August 4, 2016
The United National Education, Scientific, and Cultural Organization (UNESCO) World Heritage Centre and the International Union for Conservation of Nature (IUCN) are calling for the creation of the first oceanic World Heritage Sites.
In a joint report titled, World Heritage in the High Seas: An Idea Whose Time Has Come, the agencies reason that oceanic sites fit the World Heritage Convention, which defines the natural and cultural places that can be included as a World Heritage sites.
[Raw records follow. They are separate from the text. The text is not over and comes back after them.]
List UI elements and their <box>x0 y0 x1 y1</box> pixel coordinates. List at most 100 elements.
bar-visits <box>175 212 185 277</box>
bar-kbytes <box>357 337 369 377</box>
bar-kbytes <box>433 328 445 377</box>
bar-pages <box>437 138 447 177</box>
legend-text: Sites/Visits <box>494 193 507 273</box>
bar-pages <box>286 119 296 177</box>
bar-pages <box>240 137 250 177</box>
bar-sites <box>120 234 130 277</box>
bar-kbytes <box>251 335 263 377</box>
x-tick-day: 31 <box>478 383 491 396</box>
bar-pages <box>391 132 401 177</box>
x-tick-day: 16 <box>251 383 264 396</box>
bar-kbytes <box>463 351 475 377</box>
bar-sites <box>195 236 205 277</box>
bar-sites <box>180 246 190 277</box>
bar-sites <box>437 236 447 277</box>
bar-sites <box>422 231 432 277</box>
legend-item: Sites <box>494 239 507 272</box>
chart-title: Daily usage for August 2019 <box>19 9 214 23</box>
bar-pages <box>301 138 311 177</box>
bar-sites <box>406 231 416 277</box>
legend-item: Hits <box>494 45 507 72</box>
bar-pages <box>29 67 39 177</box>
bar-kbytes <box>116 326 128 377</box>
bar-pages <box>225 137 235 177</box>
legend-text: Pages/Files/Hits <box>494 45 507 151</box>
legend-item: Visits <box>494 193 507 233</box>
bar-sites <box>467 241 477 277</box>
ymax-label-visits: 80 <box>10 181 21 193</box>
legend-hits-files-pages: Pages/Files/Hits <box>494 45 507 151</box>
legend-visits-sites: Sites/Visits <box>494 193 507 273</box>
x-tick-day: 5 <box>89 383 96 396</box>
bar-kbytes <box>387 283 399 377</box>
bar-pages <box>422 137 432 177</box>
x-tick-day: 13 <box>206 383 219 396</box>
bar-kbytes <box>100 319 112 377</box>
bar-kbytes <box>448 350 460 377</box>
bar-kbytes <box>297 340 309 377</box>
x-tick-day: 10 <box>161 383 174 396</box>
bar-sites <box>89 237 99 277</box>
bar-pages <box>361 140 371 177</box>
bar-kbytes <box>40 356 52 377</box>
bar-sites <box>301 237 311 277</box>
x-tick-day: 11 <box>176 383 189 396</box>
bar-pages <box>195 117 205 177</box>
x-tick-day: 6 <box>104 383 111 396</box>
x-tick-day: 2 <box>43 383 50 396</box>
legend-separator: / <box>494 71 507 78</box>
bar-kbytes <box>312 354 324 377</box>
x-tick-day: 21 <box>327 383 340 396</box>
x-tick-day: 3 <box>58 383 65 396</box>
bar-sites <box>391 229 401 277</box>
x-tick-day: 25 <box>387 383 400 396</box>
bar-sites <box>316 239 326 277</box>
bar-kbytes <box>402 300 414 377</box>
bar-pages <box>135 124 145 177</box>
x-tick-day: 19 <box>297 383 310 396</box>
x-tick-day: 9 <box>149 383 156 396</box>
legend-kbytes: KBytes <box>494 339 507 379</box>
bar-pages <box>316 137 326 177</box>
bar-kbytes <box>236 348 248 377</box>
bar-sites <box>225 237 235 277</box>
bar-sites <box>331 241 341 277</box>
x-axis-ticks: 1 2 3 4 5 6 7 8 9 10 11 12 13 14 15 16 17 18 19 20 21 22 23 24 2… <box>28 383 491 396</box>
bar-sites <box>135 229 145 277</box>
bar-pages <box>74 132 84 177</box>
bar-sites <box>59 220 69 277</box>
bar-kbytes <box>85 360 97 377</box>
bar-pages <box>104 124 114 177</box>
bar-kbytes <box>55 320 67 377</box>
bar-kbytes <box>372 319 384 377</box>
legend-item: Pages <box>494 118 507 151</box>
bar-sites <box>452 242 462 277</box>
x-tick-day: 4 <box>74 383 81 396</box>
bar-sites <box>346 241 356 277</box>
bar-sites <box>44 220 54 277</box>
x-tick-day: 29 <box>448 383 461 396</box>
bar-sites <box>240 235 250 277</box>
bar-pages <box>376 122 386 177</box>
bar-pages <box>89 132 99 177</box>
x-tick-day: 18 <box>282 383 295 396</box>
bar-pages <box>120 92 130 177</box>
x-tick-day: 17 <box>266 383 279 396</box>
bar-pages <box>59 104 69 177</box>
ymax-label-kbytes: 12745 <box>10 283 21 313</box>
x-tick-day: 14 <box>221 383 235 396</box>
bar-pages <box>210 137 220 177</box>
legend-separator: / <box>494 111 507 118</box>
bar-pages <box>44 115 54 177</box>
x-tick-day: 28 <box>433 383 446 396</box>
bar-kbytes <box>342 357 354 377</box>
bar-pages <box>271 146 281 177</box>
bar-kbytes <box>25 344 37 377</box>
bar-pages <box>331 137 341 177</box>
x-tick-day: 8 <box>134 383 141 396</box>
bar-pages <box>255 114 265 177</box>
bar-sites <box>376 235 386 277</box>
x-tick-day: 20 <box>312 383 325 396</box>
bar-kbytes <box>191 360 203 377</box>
The report presents five diverse sites that could be recognized as having “outstanding universal value,” a key principle of the World Heritage Convention. The proposed sites include the Costa Rice Thermal Dome in the Pacific Ocean, a spawning and feeding site for many endangered and commercially valuable species; the White Shark Café, the only known gathering point for white sharks in the north Pacific; the Sargasso Sea in the Atlantic Ocean, known for its “golden floating rainforest” of Sargassum algae; the Lost City Hydrothermal Field in the Atlantic Ocean, an 800 meter-deep area dominated by carbonate monoliths; and the Atlantis Bank, a sunken fossil island in the subtropical Indian Ocean.
The desire to classify these locations officially as World Heritage Sites is largely inspired by the opportunity to protect them. “These areas are exposed to threats such as pollution and overfishing, it is therefore critical to mobilize the international community to ensure their long-term conservation,” argued Dan Laffoley, Principal Advisor on Marine Science and Conservation for IUCN.
However, these oceanic sites are located far offshore, outside any national jurisdiction. Currently, only countries can propose sites for inscription, meaning that current nominating and approval processes must be amended before any high-seas location can officially be given heritage status.